The GMM performed well on the training data with a high overall accuracy of 99%, but this is primarily due to the class imbalance that favors normal samples. The model correctly classified nearly all normal cases (TN = 131,397) with a precision of 1.00. This indicates relatively few false positives (FP = 745). However, while it detected 56% of actual anomalies (recall = 0.56), it still missed 44% (FN = 146). The precision for anomalies (0.20) suggests that only one-fifth of the detected anomalies were true contaminations, meaning there are still false alarms. The F1-score of 0.29 shows a weaker balance between precision and recall. We can conclude that the model is moderately effective at detecting anomalies in the training set, but further improvements may be needed for generalization to unseen data.
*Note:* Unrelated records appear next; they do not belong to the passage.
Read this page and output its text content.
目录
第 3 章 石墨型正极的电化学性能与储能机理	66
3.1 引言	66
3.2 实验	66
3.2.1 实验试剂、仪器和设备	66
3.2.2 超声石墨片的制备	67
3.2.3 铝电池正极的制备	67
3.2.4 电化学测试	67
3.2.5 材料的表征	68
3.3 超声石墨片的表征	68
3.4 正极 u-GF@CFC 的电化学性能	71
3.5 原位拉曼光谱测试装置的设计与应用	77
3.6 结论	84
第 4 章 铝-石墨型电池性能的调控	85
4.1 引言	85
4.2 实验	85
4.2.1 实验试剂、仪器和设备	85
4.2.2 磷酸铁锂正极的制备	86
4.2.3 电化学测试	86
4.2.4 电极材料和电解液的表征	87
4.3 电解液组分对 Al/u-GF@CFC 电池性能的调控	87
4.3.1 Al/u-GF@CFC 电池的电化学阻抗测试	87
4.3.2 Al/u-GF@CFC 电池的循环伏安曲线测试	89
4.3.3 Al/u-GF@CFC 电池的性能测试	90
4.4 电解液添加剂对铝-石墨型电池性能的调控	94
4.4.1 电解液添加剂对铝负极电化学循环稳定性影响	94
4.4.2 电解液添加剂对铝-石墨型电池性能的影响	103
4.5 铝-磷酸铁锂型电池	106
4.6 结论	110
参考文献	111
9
## Performance on Test Data
The lack of generalization can be seen when we test the trained GMM on the test data. First, we have to perform the same preprocessing steps as with the training data. Afterwards, we can apply the GMM to the test data and compute the confusion matrix and classification report.

In [None]:
# Load test data
test_data = util.load_dataset('6_gecco2019_test_water_quality.csv')

# Preprocess test data
gmm_test_data_df = util.impute_missing_values(test_data)
gmm_test_data_df = util.apply_sliding_window_and_aggregate(gmm_test_data_df)
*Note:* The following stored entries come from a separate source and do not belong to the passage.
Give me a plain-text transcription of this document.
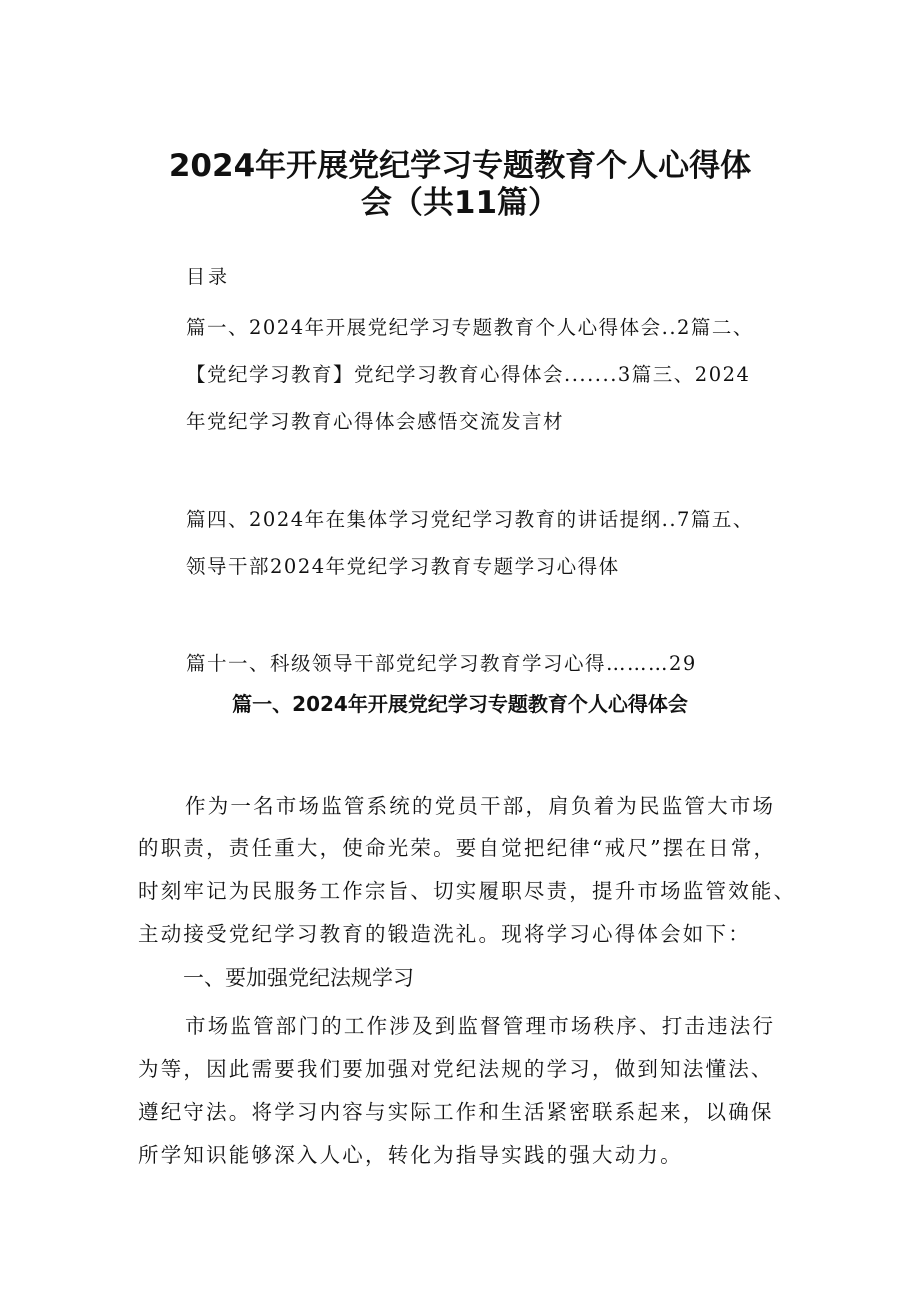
2024年开展党纪学习专题教育个人心得体
会（共11篇）
目录
篇一、2024年开展党纪学习专题教育个人心得体会..2篇二、
【党纪学习教育】党纪学习教育心得体会.......3篇三、2024
年党纪学习教育心得体会感悟交流发言材
篇四、2024年在集体学习党纪学习教育的讲话提纲..7篇五、
领导干部2024年党纪学习教育专题学习心得体
篇十一、科级领导干部党纪学习教育学习心得………29
篇一、2024年开展党纪学习专题教育个人心得体会
作为一名市场监管系统的党员干部，肩负着为民监管大市场
的职责，责任重大，使命光荣。要自觉把纪律“戒尺”摆在日常，
时刻牢记为民服务工作宗旨、切实履职尽责，提升市场监管效能、
主动接受党纪学习教育的锻造洗礼。现将学习心得体会如下：
一、要加强党纪法规学习
市场监管部门的工作涉及到监督管理市场秩序、打击违法行
为等，因此需要我们要加强对党纪法规的学习，做到知法懂法、
遵纪守法。将学习内容与实际工作和生活紧密联系起来，以确保
所学知识能够深入人心，转化为指导实践的强大动力。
# Standardize the data (GMM assumes normally distributed data)
gmm_test_data_df[gmm_features] = gmm_scaler.transform(gmm_test_data_df[gmm_features])

# Compute scores for test data
X_test = gmm_test_data_df[gmm_features]
log_likelihood_test = final_gmm.score_samples(X_test)  # Higher is more normal, lower is more anomalous

threshold_test = np.percentile(log_likelihood_test, 1)  # This time use the 1% percentile as cutoff
anomalies_test = log_likelihood_test < threshold_test

# Add anomaly labels to DataFrame
gmm_test_data_df['Anomaly_Score'] = log_likelihood_test
gmm_test_data_df['Anomaly'] = anomalies_test

# Convert Boolean to integers for evaluation
y_true = gmm_test_data_df['Event'].astype(int)  # Actual contamination events
y_pred = gmm_test_data_df['Anomaly'].astype(int)  # Detected anomalies

# Print performance metrics
print("Confusion Matrix:\n", confusion_matrix(y_true, y_pred))
print("Classification Report:\n", classification_report(y_true, y_pred))

On the test data, the performance of the GMM dropped significantly, with anomaly recall dropping to 31%. The model failed to detect most contaminants (FN = 206). While normal samples were still well classified (99% accuracy for class 0), anomaly precision was only 29%, indicating a high false positive rate. The F1-score of 0.30 confirms that the model struggles to generalize, probably due to overfitting on training data. These results suggest that the model needs better generalization techniques, such as adjusting the threshold, retraining with a more balanced dataset, or considering alternative anomaly detection methods.